By Brian Bell October 9, 2014


Aquatic exercises are good for body and soul

Aquatic exercises are good for body and soul

Effective pool management should go beyond the regular maintenance tasks of water preparation, chemical distribution and swimmer protection. Running a pool should also include community outreach programs to enhance your facility’s reputation in the local area, and one of the best ways to accomplish this is through aquatic exercise programs.

Not every patron is an Olympic swimmer or even a middling athlete, but anybody can participate in low-impact, low-intensity aquatic exercises. From water aerobics to submerged running, your pool can be the perfect place for patrons to get in shape while staying cool and avoiding crowded and sometimes stressful gyms. If your pool needs a new surge of exposure in the community, aquatic exercise programs can put you on the map.

Water workouts work
When you think of aquatic exercises, you might have an image of elderly people engaging in slow-moving activities while in medium-depth water. It might not seem like the movements have much of an effect, but a study conducted by researchers at Greece’s University of Thrace and published in The Sport Journal proved otherwise.

The researchers gathered 31 healthy adults between the ages of 60 and 82 to participate in an investigation on the effects of hot water exercise on joint pain and mental states. The subjects were split into an exercise group that engaged in 45-minute aquatic exercise sessions across 20 consecutive days, and a control group that didn’t participate in any organized activities.

The study found that, not only did working out in a pool improve the seniors’ joint pain and mobility, but the subjects were more engaged in their workouts, reported higher energy levels throughout the day and said they felt more peaceful after their workouts.

AZ Central explained that, because water reduces the stress placed on joints, elderly people or those with arthritis or other mobility-reducing conditions can benefit from pain-free exercise. Aquatic exercises are a two-pronged method of improving joint mobility – in addition to reducing discomfort, constant activity builds up muscle that serves as added support for joints.

Pick the right activities
It’s not enough to expect seniors and those with joint problems to hop in your pool all by themselves. Some people prefer organized activities to get them in the water and moving around.

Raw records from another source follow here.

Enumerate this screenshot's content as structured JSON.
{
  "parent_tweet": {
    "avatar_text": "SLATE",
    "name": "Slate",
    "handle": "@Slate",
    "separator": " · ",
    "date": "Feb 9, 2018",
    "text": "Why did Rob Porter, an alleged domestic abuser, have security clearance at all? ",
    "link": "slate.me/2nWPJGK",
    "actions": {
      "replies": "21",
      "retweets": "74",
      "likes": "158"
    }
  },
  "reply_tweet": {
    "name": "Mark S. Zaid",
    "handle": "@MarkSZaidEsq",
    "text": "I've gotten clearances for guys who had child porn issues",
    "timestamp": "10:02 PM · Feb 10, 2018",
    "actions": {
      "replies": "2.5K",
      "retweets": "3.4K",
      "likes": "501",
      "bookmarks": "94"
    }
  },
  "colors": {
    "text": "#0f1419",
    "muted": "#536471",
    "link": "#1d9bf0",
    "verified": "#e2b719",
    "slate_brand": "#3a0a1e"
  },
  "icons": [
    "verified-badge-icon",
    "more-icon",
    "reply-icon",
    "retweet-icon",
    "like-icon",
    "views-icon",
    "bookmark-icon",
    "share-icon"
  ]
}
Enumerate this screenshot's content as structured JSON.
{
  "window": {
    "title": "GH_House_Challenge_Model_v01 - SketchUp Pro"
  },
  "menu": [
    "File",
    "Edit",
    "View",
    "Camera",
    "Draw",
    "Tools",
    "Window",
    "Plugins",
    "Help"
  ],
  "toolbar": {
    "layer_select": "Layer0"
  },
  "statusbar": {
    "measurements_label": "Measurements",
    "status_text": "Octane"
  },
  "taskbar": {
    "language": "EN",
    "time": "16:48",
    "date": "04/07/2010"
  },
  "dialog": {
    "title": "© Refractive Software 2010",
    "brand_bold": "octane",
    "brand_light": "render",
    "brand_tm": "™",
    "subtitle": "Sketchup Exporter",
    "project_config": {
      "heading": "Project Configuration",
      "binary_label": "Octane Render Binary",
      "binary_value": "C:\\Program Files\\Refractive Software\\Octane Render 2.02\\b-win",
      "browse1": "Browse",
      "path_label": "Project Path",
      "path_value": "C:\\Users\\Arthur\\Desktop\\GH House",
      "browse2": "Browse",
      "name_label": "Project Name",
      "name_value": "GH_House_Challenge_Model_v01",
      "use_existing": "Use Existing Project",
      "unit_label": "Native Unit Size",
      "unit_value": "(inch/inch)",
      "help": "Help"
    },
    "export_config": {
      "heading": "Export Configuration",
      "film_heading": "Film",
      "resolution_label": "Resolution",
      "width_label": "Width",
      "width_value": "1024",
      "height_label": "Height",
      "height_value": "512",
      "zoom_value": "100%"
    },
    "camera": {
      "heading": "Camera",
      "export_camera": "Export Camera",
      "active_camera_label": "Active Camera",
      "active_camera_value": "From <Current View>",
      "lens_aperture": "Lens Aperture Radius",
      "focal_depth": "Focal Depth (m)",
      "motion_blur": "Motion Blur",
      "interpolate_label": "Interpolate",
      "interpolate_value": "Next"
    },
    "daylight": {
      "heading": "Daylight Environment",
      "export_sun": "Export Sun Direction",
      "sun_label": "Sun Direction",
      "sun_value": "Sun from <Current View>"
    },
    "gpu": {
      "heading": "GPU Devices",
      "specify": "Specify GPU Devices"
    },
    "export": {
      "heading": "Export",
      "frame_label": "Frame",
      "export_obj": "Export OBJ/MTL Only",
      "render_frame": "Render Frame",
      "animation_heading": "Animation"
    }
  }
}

TIME magazine explained that most simple activities on land become fantastically effective exercises in the water. For example, millions of seniors heard their physicians tell them to get out and walk more, and if your potential patrons fall into this demographic, you should create classes or clubs to get them into the water.

Walking, running and similar activities are what’s known as resistance workouts. While strength training uses weights and other equipment, resistance workouts use the natural impetuses of gravity and drag to build muscle. Water is a particularly good medium for resistance workouts because swimmers are always fighting to move through it, unlike air, which offers virtually no drag.

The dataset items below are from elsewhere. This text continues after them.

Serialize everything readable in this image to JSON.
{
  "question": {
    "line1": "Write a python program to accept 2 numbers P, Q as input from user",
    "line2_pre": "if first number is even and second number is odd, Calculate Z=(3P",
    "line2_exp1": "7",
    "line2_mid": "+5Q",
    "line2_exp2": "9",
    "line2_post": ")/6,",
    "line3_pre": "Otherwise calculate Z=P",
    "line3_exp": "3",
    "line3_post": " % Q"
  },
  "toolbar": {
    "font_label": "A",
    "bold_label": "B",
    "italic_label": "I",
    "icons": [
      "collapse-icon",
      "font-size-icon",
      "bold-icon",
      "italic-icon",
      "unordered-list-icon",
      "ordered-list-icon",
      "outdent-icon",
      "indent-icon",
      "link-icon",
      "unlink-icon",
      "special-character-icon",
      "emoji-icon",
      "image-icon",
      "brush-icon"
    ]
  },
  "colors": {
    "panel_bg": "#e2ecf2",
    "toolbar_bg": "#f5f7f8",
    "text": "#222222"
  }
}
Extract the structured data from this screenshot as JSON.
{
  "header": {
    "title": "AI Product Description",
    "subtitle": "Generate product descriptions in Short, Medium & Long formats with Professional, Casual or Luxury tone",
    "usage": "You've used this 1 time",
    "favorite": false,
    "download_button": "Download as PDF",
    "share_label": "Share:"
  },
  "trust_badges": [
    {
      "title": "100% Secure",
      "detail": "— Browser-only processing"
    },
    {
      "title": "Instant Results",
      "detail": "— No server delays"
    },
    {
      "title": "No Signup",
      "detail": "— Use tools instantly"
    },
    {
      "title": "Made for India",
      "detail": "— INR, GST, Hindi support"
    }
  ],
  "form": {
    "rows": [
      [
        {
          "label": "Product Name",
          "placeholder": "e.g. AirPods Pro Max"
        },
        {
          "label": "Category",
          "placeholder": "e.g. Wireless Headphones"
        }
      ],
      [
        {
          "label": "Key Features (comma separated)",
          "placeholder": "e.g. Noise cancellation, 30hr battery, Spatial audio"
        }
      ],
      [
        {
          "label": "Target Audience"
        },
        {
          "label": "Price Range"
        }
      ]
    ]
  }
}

TIME recommended at least 30 minutes of pool running or walking, and the more ambitious athletes can perform faster and slower intervals to keep their bodies guessing.

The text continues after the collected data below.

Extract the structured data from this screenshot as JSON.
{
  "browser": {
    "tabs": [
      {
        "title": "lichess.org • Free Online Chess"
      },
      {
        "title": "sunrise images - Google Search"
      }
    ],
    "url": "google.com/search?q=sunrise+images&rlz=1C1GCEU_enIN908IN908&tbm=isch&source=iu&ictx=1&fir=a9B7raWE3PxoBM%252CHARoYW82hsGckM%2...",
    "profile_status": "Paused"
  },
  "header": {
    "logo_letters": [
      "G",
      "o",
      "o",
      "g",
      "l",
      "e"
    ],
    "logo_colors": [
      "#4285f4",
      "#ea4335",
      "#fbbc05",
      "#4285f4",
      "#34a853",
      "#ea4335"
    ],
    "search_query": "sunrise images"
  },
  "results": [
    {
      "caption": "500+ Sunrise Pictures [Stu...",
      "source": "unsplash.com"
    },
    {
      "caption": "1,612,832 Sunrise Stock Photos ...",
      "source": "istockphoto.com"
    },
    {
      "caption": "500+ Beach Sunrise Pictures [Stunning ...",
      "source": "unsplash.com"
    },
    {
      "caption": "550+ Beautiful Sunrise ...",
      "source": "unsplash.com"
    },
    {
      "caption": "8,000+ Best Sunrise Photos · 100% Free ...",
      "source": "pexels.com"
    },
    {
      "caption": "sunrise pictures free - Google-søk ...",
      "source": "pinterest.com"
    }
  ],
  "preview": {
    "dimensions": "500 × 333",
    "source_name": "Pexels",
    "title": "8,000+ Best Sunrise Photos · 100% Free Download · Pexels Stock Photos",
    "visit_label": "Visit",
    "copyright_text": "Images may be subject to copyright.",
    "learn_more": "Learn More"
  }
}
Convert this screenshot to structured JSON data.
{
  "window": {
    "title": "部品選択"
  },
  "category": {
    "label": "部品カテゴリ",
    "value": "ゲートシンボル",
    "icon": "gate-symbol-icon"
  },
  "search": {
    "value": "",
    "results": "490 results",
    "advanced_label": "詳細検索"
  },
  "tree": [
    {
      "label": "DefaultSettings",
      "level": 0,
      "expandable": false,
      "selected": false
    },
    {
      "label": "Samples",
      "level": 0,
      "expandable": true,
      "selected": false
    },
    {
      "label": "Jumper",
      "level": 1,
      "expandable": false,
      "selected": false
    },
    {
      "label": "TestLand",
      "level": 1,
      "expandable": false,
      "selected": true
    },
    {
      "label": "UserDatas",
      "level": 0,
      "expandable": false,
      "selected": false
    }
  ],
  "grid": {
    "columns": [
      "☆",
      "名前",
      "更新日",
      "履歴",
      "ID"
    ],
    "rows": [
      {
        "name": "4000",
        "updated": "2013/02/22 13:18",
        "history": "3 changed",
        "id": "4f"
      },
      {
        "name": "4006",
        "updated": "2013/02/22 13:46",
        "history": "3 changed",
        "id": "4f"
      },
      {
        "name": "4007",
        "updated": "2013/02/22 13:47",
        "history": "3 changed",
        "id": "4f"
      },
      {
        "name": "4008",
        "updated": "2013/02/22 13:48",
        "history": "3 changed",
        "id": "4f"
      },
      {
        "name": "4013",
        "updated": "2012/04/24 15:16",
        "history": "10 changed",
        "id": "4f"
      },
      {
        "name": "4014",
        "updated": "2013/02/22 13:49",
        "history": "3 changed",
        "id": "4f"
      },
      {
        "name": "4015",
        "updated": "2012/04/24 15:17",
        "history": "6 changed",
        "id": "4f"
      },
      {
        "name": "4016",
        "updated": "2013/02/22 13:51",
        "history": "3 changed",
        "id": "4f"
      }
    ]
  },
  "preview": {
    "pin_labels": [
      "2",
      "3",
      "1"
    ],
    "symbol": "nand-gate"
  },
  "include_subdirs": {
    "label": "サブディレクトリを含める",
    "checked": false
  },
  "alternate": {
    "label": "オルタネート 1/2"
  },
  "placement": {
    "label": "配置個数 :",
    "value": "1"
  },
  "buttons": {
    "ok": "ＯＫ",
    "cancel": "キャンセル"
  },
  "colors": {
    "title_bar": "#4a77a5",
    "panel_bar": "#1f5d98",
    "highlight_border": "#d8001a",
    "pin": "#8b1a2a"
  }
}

Odds are that your patrons won’t be satisfied with simply walking around the edge of your facility, but a few inexpensive pieces of equipment can open up nearly limitless exercise possibilities for swimmers of any ability level. Fitness magazine recommended purchasing beach balls for your patrons and teaching them the basic of the “otter roll,” and the “ball lever.”

To perform the otter roll, the swimmer holds a beach ball to his or her chest and, from a prostrate floating position, starts to slowly rock side-to-side. Beginners should keep their heads above water at all times, but more advanced swimmers can try to complete a full rotation before reversing direction. This exercise works the back, midsection and legs.

The ball lever also activates muscles in the back and core, but adds the shoulders and arms into the mix as well. While floating on their stomachs, swimmers should hold their beach balls under water as if pressing it to the bottom of the pool. Swimmers then draw the ball back to their legs in an arch before returning to the original position.